Clearly the story is not yet complete. Unfortunately the diet-cholesterol-heart story has monopolised research into coronary heart disease, and as the epidemic is now effectively over, the opportunities to investigate and explain the epidemic are very much constrained. How many people with coronary heart disease have had a micro-biological investigation?

We know that the three major heart diseases in the early years of the 20th century were due to micro-organisms. The first is the sexually transmitted disease syphilis. It damages in particular the aorta and the aortic valve. The causative micro-organism Treponema palladium (identified 400 years after the disease was recognised) invades the arterial wall, as happens in coronary heart disease. The second is rheumatic fever. This is due to a throat infection with Streptococcus pyogenes, and resulting damage to the the valves of the heart, mainly the mitral valve. The third is endocarditis. This is due to a variety of micro-organisms, mainly the Streptococcus viridans group of bacteria, which enter the blood circulation via diseased gums, or tooth sockets following dental extraction. The infection further damages already abnormal heart valves. Heart valves are liable to damage as the result of poor blood supply.

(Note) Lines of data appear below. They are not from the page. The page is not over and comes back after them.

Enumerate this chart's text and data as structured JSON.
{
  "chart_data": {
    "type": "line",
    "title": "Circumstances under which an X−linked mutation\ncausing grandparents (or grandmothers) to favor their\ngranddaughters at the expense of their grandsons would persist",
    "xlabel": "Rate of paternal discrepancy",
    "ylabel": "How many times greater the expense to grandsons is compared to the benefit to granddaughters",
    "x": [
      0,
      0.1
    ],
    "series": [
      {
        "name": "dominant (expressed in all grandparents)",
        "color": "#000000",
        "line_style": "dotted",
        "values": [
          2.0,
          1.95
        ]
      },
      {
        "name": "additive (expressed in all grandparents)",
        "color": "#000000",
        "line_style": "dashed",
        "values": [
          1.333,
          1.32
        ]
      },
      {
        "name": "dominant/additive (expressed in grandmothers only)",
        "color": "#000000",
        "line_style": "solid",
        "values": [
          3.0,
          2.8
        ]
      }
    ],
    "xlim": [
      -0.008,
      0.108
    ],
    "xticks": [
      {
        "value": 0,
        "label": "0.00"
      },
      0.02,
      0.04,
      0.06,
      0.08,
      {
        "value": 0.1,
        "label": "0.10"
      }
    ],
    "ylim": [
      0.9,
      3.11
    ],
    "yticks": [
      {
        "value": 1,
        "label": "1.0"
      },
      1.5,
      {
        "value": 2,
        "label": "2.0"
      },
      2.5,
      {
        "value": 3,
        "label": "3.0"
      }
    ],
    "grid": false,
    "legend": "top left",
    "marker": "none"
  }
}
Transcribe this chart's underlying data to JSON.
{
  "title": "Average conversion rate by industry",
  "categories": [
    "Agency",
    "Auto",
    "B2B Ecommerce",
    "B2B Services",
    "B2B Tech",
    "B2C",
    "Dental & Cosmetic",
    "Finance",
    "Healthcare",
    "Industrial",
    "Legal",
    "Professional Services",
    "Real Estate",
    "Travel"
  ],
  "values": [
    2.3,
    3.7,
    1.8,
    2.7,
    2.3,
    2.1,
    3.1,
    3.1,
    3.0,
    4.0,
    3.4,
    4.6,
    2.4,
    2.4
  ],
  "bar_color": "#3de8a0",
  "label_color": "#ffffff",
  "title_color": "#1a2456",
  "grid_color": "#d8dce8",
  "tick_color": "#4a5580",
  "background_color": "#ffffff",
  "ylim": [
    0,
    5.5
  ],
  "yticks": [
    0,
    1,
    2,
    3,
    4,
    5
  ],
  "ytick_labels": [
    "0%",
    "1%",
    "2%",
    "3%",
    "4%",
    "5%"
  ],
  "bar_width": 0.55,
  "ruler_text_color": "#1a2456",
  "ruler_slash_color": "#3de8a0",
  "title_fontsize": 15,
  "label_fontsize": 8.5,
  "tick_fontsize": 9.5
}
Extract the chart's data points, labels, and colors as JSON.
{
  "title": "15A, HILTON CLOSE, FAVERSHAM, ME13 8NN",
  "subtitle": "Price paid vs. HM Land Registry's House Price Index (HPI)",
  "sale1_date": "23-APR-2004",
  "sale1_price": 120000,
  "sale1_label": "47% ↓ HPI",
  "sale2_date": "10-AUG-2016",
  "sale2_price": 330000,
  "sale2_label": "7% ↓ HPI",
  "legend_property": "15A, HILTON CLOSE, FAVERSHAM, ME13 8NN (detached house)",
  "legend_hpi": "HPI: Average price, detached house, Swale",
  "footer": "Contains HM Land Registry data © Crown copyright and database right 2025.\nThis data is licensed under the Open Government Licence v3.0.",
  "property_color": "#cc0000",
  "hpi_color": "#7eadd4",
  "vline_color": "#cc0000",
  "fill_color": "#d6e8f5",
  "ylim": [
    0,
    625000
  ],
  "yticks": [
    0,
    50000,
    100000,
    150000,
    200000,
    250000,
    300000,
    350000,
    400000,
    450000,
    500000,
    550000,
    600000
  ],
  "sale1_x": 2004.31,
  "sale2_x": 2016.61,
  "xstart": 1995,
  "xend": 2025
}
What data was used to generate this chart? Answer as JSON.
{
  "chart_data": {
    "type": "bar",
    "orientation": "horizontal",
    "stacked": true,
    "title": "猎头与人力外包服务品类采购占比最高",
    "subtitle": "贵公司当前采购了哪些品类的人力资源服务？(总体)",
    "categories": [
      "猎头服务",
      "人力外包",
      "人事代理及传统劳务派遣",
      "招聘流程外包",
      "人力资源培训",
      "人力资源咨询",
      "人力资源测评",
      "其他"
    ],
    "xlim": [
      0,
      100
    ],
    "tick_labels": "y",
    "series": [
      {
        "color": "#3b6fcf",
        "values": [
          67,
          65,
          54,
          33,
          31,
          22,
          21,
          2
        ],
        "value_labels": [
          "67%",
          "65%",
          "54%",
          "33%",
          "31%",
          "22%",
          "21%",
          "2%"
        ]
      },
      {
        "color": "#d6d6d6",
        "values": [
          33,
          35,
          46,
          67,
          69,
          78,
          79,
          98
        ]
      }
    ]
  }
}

The most plausible explanation of the cause of atherosclerosis and coronary heart disease is that they are due to bacterial invasion of the arterial wall. Cholesterol is present in the tissues as part of the body’s defence mechanism. What we should regard as endemic disease with low mortality has probably always been present and will continue in the future. A variety of micro-organisms will be responsible.

On the other hand, the epidemic form of the 20th century with a very high mortality rate and onset of sub-clinical disease at an early age must have been the result of a new micro-organism to which humankind had no immunity at the time of its appearance at the beginning of the 20th century. 

The rapid rise of death rate was followed by an equally rapid fall due to the development of immunity during three generations. The new micro-organism was most likely to have been Chlamydia pneumoniae, although no substantial study has been undertaken (in contrast to the search for a new micro-organism following the appearance of AIDS toward the end of the 20th century).